Антошино лицо было бесстрастно. Но холодный взгляд глядел будто из бездны, полной горечи и отчаяния. Развалившись на диване, окруженный пока не разбитыми бутылками из достаточно большого домашнего запаса, он смотрел в одну точку, будто замерев навсегда, и не дышал.
Лишь еще один глоток вина…
«Она не может быть моей…»
Лишь еще одна потеря…
«Она не может быть моей…»
Лишь еще одна минута одиночества…
«Она не может быть моей…»
Лишь действительность его жизни…
«Она не может быть моей!»
Уже никогда…
Антон открыл глаза. Теперь, когда ее не стало, день опять ничем не отличался от вчерашнего. И от того, что был два или три дня назад. Все та же комната, та же тюрьма. Одиночка, без права выхода. Все тот же мрак, все та же тишина.

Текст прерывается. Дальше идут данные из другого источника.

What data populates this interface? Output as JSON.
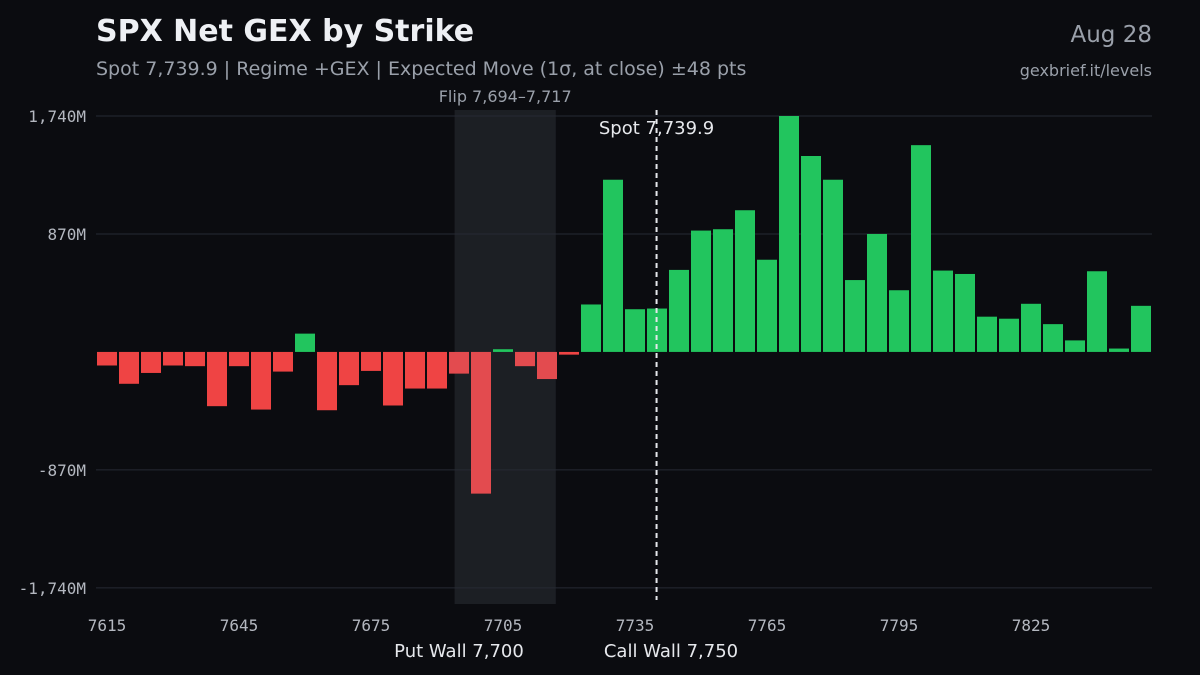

Пустота и демоны, гложущие изнутри. Вот его настоящая правда. Вот, что предназначено ему. Неужели он когда-то считал по-другому?
И снова они рвали его обессиленное тело, и снова светлый лик, являвшийся ему издавна, смотрел укоризненно и печально. И опять он стремился к нему, пробираясь сквозь темноту, и вновь не достигал, оставаясь в пустом космосе своего разума, что был страшнее, чем любая пытка. Одинокий и истощенный, он раз за разом познавал все оттенки боли, все краски безумия. Вновь просыпаясь, оживал лишь затем, чтобы опять впасть в дрему для того, чтобы погибнуть.
И все же в его разрушающей пустоте было что-то спасительное…
ЛУЧШЕЕ ЛЕКАРСТВО ДЛЯ МЕНЯ
Антон шел по ночной пустынной улице, слушая, как кто-то его же шагами крадется за ним. Эта игра — представление, что он не один, что за ним следят, — отчего-то издавна нравилась ему. Мысль, что в любой момент он может оказаться на волоске от гибели, будоражила и воодушевляла. У других, нормальных людей, это называлось «пощекотать нервы», но так как подобное Домову было абсолютно не свойственно, то, разыгрывая воображение, он просто слегка тонизировал себя, приводил в форму.
Хотя этим вечером ему было уже трудновато привести себя в форму. Ведь он опять безбожно надрался в «Жемчужине», и теперь, будучи весьма навеселе, еле тащился в одинокую, раскаленную от жары квартиру.
Ему требовалась разрядка. Недавние события как-то совершенно выбили его из колеи. Вот он специально и направился к Толику, зная, что там ошиваются все прощелыги и бандюганы его города. Но на сей раз, к великой иронии (когда не надо — он всегда встревал в ненужные разборки), он спокойно досидел до момента, когда бар и дешевая выпивка ему опротивели.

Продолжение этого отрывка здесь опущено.